I think this is the right idea. That recipe looks nice to me, although I don't think you need both 2-row and MO. I don't think the carapils is needed.

For Belgians, you have all kinds of options because they are very loose with styles. Use the Amber DME, maybe some pilsener grains and perhaps Special B. You just won't be able to brew Belgian pales unless you went really low on extract.

Barleywines can use Amber as a base. Just add fewer specialty grains. Really, you mostly just can't do pilseners and stuff like that.

I guess I don't have an answer to your main question: exactly how much do you have to reduce the specialty grains? Briess amber has Munich and 60L Crystal, but I really don't know how much of each. Maybe 6 lbs of it have the equivalent of 8 oz Crystal and a pound of Munich. But that's a wild guess.
 
alright so maybe do 4lbs 2 row
6 lbs amber DME
2 oz chocolate malt
6 oz crystal 40L

another possibility:
a belgian style:
6 lbs amber DME
3 lbs pilsener malt
8 oz special B
6 oz crystal
1 lb candi sugar
 
The real question is what yeast you are going to use.
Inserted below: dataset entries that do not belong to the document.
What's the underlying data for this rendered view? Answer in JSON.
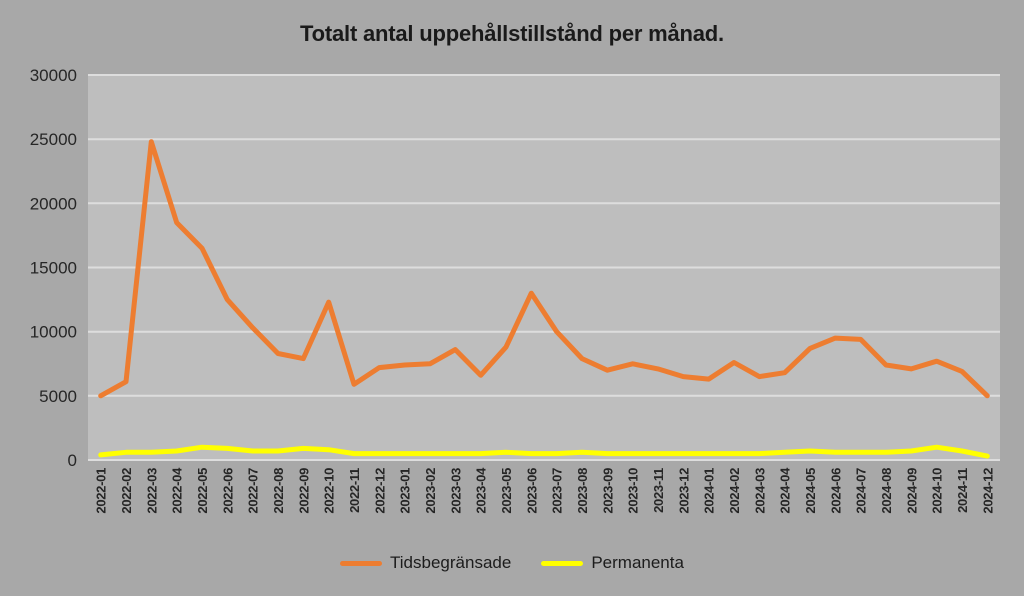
{
  "chart_data": {
    "type": "line",
    "title": "Totalt antal uppehållstillstånd per månad.",
    "xlabel": "",
    "ylabel": "",
    "ylim": [
      0,
      30000
    ],
    "yticks": [
      0,
      5000,
      10000,
      15000,
      20000,
      25000,
      30000
    ],
    "grid": true,
    "legend_position": "bottom",
    "plot_bg": "#BEBEBE",
    "page_bg": "#A8A8A8",
    "grid_color": "#DDDDDD",
    "text_color": "#262626",
    "x": [
      "2022-01",
      "2022-02",
      "2022-03",
      "2022-04",
      "2022-05",
      "2022-06",
      "2022-07",
      "2022-08",
      "2022-09",
      "2022-10",
      "2022-11",
      "2022-12",
      "2023-01",
      "2023-02",
      "2023-03",
      "2023-04",
      "2023-05",
      "2023-06",
      "2023-07",
      "2023-08",
      "2023-09",
      "2023-10",
      "2023-11",
      "2023-12",
      "2024-01",
      "2024-02",
      "2024-03",
      "2024-04",
      "2024-05",
      "2024-06",
      "2024-07",
      "2024-08",
      "2024-09",
      "2024-10",
      "2024-11",
      "2024-12"
    ],
    "series": [
      {
        "name": "Tidsbegränsade",
        "color": "#ED7D31",
        "values": [
          5000,
          6100,
          24800,
          18500,
          16500,
          12500,
          10300,
          8300,
          7900,
          12300,
          5900,
          7200,
          7400,
          7500,
          8600,
          6600,
          8800,
          13000,
          10000,
          7900,
          7000,
          7500,
          7100,
          6500,
          6300,
          7600,
          6500,
          6800,
          8700,
          9500,
          9400,
          7400,
          7100,
          7700,
          6900,
          5000
        ]
      },
      {
        "name": "Permanenta",
        "color": "#FFFF00",
        "values": [
          400,
          600,
          600,
          700,
          1000,
          900,
          700,
          700,
          900,
          800,
          500,
          500,
          500,
          500,
          500,
          500,
          600,
          500,
          500,
          600,
          500,
          500,
          500,
          500,
          500,
          500,
          500,
          600,
          700,
          600,
          600,
          600,
          700,
          1000,
          700,
          300
        ]
      }
    ]
  }
}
Or is that question going to be answered after you've sorted out the grain bill?
 
I'm hitting the homebrew shop this afternoon, so it'll be decided then. I figure if I make 2 grocery lists then I can make a decision based on yeast availability/how i feel when i show up. Figured wyeast american ale yeast for the barley wine and a wyeast belgian strain if i decide to try out the belgian. thoughts?